There could be some changes in future for painkiller prescriptions in Arizona.

Beginning in June, the Arizona Department of Health Services has been collecting data on opioid overdoses and deaths, after Governor Doug Ducey declared a public health emergency over the opioid epidemic. According to the numbers, heroin and oxycodone are most common in overdoses.

In addition, the state's "Opioid Overdose Epidemic Response Report", shows the majority of overdose patients are white men, between the ages of 25-34. The data shows that most overdoses happen withing the Phoenix and Tucson metropolitan areas.

During the 70-day monitoring period, more than 2,100 possible opioid overdoses were recorded, resulting in nearly 280 deaths. The age, gender, location, and type of drug were also recorded, which gave officials a good look at exactly who's abusing opioids, and how they got the drugs.

"Those that had a prescription of opioids had over 10 prescribers each," said Dr. Cara Christ.

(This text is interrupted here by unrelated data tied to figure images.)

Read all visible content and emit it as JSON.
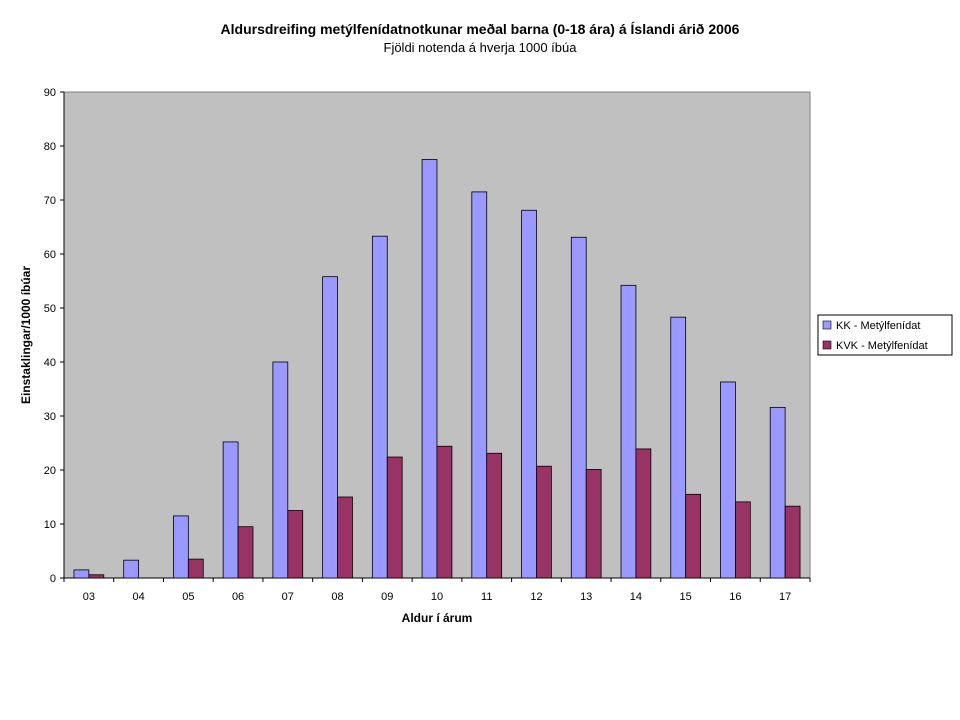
{
  "chart_data": {
    "type": "bar",
    "title": "Aldursdreifing metýlfenídatnotkunar meðal barna (0-18 ára) á Íslandi árið 2006",
    "subtitle": "Fjöldi notenda á hverja 1000 íbúa",
    "xlabel": "Aldur í árum",
    "ylabel": "Einstaklingar/1000 íbúar",
    "ylim": [
      0,
      90
    ],
    "yticks": [
      0,
      10,
      20,
      30,
      40,
      50,
      60,
      70,
      80,
      90
    ],
    "grid": false,
    "legend_position": "right",
    "plot_background": "#c0c0c0",
    "categories": [
      "03",
      "04",
      "05",
      "06",
      "07",
      "08",
      "09",
      "10",
      "11",
      "12",
      "13",
      "14",
      "15",
      "16",
      "17"
    ],
    "series": [
      {
        "name": "KK - Metýlfenídat",
        "color": "#9999ff",
        "values": [
          1.5,
          3.3,
          11.5,
          25.2,
          40.0,
          55.8,
          63.3,
          77.5,
          71.5,
          68.1,
          63.1,
          54.2,
          48.3,
          36.3,
          31.6
        ]
      },
      {
        "name": "KVK - Metýlfenídat",
        "color": "#993366",
        "values": [
          0.6,
          0,
          3.5,
          9.5,
          12.5,
          15.0,
          22.4,
          24.4,
          23.1,
          20.7,
          20.1,
          23.9,
          15.5,
          14.1,
          13.3
        ]
      }
    ]
  }
}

More than 2,000 providers reportedly wrote prescriptions to patients who eventually overdosed. 287 providers wrote prescriptions that led to a deadly overdose. With the new statistics, DHS has outlined several new laws and policies, aimed at curbing the opioid epidemic. One of them requires doctors to police a patient's opioid use by checking a state database, to see if that patient has seen several other doctors for the same drug.

"So you can go in and see what opioids that were prescribed, providing provider education making sure providers know there are additional resources," said Dr. Christ.

Other recommendations include requiring doctors to e-prescribe, sending opiod prescriptions straight to pharmacies, which eliminates paper, in addition to imposing a five-day limit on first-time opioid patients, and giving law enforcement more leeway in charging illegal drug dealers, and reckless providers.

"There's always going to be a couple of bad actors that overprescribe or run pill mills," said Dr. Christ.

The Arizona Department of Health has submitted 12 recommendations to Gov. Ducey.